In general, they do well here. My other favourites are Super Fantastic, Park’s Whopper, Rutgers (typically labelled as an heirloom, but it was produced at Rutgers University, so I’m not sure), Beefsteak and Super steak for slicers; Roma and Roma II for paste tomatoes; and Celebrity, which is early but not a favourite of mine. Supersweet 100, Sungold (the greatest yellow ever; wish I could find it), Yellow Pear, Chocolate Cherry, and Sweet Million for cherry tomatoes. Cherry tomatoes are relatively simple to grow and work nicely in containers.
7. Beans Vegetables to Grow in Oklahoma
Green beans, in particular, are really simple to prepare. Bush beans like Contender and ordinary Blue Lake are the simplest for me. I discovered that the upgraded Blue Lakes had less energy. I’m not sure why. You can’t always improve on what’s already good.
Fruits that thrive easily in our heat include cantaloupe, honeydew, and watermelon. Pollinators enjoy their blossoms as well. Ambrosia is our favourite cantaloupe. I like Moon and Stars watermelon, but this year I’m trying a few of different varieties.

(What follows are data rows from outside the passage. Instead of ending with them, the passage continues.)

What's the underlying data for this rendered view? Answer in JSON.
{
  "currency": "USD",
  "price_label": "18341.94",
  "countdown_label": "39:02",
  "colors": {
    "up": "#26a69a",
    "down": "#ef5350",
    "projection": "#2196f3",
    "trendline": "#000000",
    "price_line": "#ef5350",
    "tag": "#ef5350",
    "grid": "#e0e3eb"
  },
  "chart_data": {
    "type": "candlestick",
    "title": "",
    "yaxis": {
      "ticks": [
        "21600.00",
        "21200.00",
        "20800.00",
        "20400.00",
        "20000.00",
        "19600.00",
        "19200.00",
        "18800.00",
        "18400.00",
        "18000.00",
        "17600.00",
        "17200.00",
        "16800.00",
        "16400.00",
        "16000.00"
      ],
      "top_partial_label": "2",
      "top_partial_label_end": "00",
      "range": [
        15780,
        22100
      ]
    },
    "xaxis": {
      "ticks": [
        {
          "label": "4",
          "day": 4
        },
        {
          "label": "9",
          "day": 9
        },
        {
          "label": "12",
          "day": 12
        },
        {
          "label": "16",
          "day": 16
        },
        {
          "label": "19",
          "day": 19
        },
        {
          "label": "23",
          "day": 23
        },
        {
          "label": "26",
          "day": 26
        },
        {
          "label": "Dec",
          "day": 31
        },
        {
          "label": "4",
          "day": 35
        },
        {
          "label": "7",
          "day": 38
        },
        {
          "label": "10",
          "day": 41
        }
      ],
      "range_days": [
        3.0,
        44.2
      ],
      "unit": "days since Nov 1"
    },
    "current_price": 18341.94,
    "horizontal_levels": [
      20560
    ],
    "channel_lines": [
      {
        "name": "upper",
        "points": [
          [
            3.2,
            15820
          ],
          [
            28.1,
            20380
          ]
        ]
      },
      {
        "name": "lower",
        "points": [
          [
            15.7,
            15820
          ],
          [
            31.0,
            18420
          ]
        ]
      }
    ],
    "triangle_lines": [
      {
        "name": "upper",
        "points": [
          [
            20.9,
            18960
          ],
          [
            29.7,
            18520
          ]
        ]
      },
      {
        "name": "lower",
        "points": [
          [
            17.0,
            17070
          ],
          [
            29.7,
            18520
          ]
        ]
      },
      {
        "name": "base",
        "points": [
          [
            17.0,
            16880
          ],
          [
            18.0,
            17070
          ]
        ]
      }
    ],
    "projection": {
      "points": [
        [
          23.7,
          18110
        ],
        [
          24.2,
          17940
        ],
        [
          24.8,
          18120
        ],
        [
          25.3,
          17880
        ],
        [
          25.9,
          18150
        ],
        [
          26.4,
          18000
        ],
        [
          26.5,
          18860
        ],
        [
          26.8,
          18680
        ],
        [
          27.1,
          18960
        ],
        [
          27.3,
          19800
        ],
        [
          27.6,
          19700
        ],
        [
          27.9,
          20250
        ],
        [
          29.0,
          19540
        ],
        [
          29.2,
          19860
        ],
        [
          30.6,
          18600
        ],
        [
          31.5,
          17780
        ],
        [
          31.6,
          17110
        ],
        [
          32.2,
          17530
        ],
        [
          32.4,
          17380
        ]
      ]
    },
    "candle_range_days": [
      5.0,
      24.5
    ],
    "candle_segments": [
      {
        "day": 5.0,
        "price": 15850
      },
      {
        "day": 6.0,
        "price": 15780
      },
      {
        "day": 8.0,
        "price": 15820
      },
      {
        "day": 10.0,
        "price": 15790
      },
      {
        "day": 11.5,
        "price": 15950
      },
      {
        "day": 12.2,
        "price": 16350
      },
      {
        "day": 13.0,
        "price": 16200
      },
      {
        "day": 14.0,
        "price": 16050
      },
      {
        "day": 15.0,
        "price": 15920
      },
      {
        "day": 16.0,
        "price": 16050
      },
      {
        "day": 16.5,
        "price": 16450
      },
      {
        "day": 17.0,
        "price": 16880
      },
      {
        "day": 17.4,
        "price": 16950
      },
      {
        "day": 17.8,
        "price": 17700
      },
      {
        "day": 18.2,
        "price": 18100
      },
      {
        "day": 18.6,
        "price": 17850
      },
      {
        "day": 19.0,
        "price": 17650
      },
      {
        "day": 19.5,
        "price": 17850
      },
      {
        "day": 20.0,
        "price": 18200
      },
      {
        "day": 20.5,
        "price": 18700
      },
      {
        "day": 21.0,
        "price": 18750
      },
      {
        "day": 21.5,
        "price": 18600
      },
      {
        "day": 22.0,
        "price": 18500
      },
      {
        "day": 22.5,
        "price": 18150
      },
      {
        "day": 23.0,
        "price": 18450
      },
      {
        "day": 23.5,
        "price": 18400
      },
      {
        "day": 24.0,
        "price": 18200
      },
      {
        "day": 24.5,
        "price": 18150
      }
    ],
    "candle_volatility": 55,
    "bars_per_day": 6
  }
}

They require a long warm season to develop, so read the instructions carefully to ensure you plant your squash at the proper time. You don’t want the pumpkins to ripen too close to Halloween.
Most varieties thrive if planted around St. Patrick’s Day, which is simple to remember because he is one of Ireland’s patron saints. I prefer young, red potatoes, so that’s what I plant. I always consume them before they reach full size. And I need something to go with my green beans.
A hibiscus related that thrives in our climate, it requires room but is very simple to grow. Just remember to pluck it every day once it begins to form pods. Large pods are difficult for clients who no one wants to eat.
Corn is great if you can keep the raccoons away from it. Bodacious’s versatility is extremely appealing to me.
It takes roughly three years to get a good berry yield. Pinch off the blossoms the first summer, and yes, I know it’s difficult, but your berries will yield better the following year.